The U.S. Department of Justice has approved the merger of United and Continental Airlines, the carriers announced on Friday. UAL and CAL expect to close the transaction by October 1, assuming their respective stockholders vote to clear the deal next month.

"We are pleased to have achieved this critical milestone and look forward to our respective stockholders' votes next month, following which we expect to be on track to close our merger by October 1," said Glenn Tilton, UAL Corp. chairman, president and CEO. "The combination of United and Continental will create a world-class airline, which will deliver an industry-leading network for our customers and the communities we serve, career opportunities for our people, and value and return for our stockholders."

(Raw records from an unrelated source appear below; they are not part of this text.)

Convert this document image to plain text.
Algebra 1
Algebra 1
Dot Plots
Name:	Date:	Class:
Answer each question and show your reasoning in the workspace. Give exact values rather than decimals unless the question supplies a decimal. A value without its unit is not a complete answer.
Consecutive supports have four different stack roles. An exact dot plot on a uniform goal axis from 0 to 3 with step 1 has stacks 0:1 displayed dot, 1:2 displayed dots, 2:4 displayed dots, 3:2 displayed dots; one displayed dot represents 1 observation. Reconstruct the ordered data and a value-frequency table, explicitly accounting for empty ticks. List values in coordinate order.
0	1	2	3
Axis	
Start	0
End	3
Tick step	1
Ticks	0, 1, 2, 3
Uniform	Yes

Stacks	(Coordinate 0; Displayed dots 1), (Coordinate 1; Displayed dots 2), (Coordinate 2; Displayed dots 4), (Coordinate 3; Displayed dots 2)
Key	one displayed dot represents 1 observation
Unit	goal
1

"The completion of [the] DOJ's review is an important step on our journey of creating the world's leading airline, benefiting our customers, coworkers, communities and stockholders," added Jeff Smisek, Continental's chairman, president and CEO. "The DOJ's decision permits us to clear one of the last regulatory hurdles to closing our merger."

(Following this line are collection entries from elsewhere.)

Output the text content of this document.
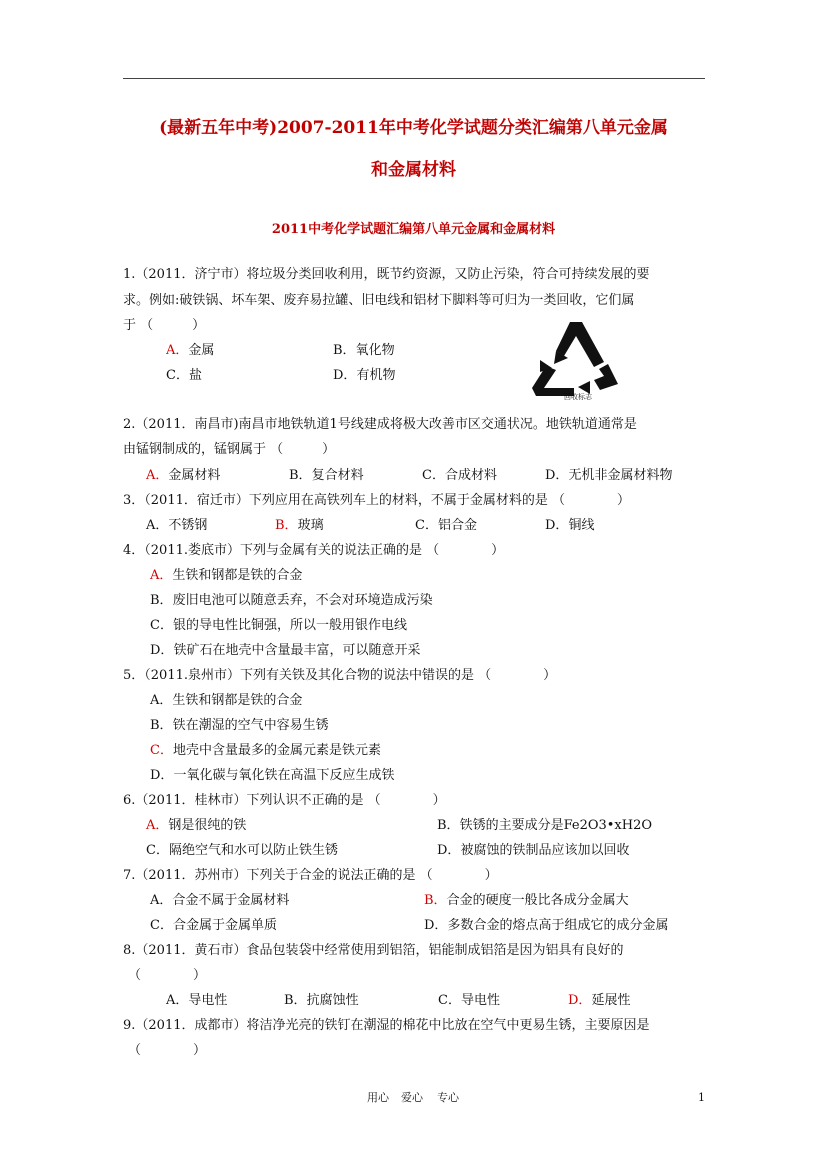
(最新五年中考)2007-2011年中考化学试题分类汇编第八单元金属
和金属材料
2011中考化学试题汇编第八单元金属和金属材料
1.（2011．济宁市）将垃圾分类回收利用，既节约资源，又防止污染，符合可持续发展的要
求。例如:破铁锅、坏车架、废弃易拉罐、旧电线和铝材下脚料等可归为一类回收，它们属
于 （　　　）
A．金属	B．氧化物
C．盐	D．有机物
回收标志
2.（2011．南昌市)南昌市地铁轨道1号线建成将极大改善市区交通状况。地铁轨道通常是
由锰钢制成的，锰钢属于 （　　　）
A．金属材料	B．复合材料	C．合成材料	D．无机非金属材料物
3．（2011．宿迁市）下列应用在高铁列车上的材料，不属于金属材料的是 （　　　　）
A．不锈钢	B．玻璃	C．铝合金	D．铜线
4．（2011.娄底市）下列与金属有关的说法正确的是 （　　　　）
A．生铁和钢都是铁的合金
B．废旧电池可以随意丢弃，不会对环境造成污染
C．银的导电性比铜强，所以一般用银作电线
D．铁矿石在地壳中含量最丰富，可以随意开采
5．（2011.泉州市）下列有关铁及其化合物的说法中错误的是 （　　　　）
A．生铁和钢都是铁的合金
B．铁在潮湿的空气中容易生锈
C．地壳中含量最多的金属元素是铁元素
D．一氧化碳与氧化铁在高温下反应生成铁
6.（2011．桂林市）下列认识不正确的是 （　　　　）
A．钢是很纯的铁	B．铁锈的主要成分是Fe2O3•xH2O
C．隔绝空气和水可以防止铁生锈	D．被腐蚀的铁制品应该加以回收
7.（2011．苏州市）下列关于合金的说法正确的是 （　　　　）
A．合金不属于金属材料	B．合金的硬度一般比各成分金属大
C．合金属于金属单质	D．多数合金的熔点高于组成它的成分金属
8.（2011．黄石市）食品包装袋中经常使用到铝箔，铝能制成铝箔是因为铝具有良好的
（　　　　）
A．导电性	B．抗腐蚀性	C．导电性	D．延展性
9.（2011．成都市）将洁净光亮的铁钉在潮湿的棉花中比放在空气中更易生锈，主要原因是
（　　　　）
用心 爱心 专心	1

Continental and United remain engaged in discussions with the state attorneys general over the merger, and hope to conclude the talks "expeditiously with a positive outcome."

The airlines announced an all-stock merger of equals on May 3. Under the plans for the merger, UAL will issue 1.05 shares for each Continental share. United shareholders will own about 55 percent of the equity of the combined company and Continental shareholders will own 45 percent. Both companies have scheduled special stockholder meetings on September 17 for approval of the merger.

The $3.2 billion merger would create the biggest airline in the world and leave the U.S. with three major international carriers: the new United, Delta and American Airlines.

United and Continental last month received clearance for the merger from the European Commission, which noted its investigation found the transaction would not raise competitive concerns in Europe or on transatlantic routes.